The embarrassing truth is that David Cameron did not think carefully about this pledge to take net immigration into the ‘tens of thousands’. The pledge originated in a Thick-of-It style farce: it was an aspiration mentioned by Damian Green, then immigration spokesman, that caught media attention. The Tories didn’t want to make a fuss by disowning it, so this pledge ended up becoming party policy and then government policy. Absurdly so: a country can only control who comes in, not who goes out. So immigration, not ‘net immigration’, should have been the target. And even then, it should have been immigration from outside the EU – which Theresa May has done a reasonable job controlling.

But the not-so-embarrassing truth is that this is a problem of success. The Tories were empty-chaired by BBC Daily Politics on immigration – but why didn’t they send someone? Why hide? They just needed to say that Britain is creating more jobs than the rest of Europe put together.
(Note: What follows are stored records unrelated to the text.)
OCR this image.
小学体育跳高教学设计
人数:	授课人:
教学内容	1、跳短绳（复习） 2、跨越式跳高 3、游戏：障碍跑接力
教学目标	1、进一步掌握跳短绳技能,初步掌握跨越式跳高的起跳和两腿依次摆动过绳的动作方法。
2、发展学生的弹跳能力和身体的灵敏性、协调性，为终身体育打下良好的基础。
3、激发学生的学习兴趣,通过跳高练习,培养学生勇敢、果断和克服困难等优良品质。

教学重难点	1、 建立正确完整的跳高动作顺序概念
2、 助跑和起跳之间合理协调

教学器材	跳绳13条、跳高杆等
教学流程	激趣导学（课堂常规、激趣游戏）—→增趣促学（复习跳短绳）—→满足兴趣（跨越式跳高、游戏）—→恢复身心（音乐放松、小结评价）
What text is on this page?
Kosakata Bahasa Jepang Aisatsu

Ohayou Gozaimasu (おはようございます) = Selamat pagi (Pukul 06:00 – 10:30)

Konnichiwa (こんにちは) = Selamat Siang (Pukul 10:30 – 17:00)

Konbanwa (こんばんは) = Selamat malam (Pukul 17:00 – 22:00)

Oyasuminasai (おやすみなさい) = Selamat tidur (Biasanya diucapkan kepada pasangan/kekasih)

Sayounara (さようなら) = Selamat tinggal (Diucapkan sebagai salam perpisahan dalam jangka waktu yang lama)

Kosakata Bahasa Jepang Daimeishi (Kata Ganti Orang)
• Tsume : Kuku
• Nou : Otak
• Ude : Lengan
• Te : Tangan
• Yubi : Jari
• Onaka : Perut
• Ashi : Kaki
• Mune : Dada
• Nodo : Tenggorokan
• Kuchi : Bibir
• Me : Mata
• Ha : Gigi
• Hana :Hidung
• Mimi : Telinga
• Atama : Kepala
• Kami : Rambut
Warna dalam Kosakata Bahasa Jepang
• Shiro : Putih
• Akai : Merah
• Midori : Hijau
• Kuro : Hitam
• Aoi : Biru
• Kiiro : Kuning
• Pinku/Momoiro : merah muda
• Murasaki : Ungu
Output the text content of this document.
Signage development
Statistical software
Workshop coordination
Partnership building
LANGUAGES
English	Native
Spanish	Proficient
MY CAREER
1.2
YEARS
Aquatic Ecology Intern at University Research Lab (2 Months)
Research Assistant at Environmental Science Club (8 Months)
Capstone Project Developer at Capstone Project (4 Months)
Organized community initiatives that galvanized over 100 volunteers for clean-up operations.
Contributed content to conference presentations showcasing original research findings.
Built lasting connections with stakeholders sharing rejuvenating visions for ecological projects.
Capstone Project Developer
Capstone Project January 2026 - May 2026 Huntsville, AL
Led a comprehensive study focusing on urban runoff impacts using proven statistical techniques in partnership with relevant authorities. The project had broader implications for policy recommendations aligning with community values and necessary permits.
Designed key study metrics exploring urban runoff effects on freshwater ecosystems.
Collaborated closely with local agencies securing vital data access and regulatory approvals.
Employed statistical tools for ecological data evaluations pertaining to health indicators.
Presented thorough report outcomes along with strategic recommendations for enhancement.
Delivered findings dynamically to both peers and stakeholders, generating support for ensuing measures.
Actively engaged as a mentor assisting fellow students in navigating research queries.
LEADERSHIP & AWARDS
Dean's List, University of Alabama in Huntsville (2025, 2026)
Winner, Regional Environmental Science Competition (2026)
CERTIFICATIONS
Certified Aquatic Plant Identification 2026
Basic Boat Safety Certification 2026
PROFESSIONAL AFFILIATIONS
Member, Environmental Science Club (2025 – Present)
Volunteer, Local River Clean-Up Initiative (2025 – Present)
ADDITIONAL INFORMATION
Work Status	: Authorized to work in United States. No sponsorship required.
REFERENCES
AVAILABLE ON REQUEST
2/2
When Cameron his daft immigration target, the whole of Europe was in recession: he should come clean and admit that he simply did not envisage a situation where Britain would come bolting out of recession while the rest of Europe was mired in it. Neither the Tories nor anyone else imagined that Yorkshire would be creating more jobs than France, as is now the case.

This is no accident. The jobs miracle is due to welfare reform and the tax cuts implemented by George Osborne – tax cuts on employers, and on employees – Britain has become the jobs engine of Europe, hence the immigration. So of course the Spanish, Italians and Portuguese will come flooding here. For as long as we’re in the EU, we can’t stop them. The immigration surge is a problem, but it’s one borne of economic success. Better that than the UK having low immigration and Spanish levels of youth unemploment.


What matters is UK unemployment is now plunging – there are jobs enough for the Brits, as well as the rest of Europe.

 

In other words, the jobs miracle ate the immigration target – and a target  that never ought to have been made.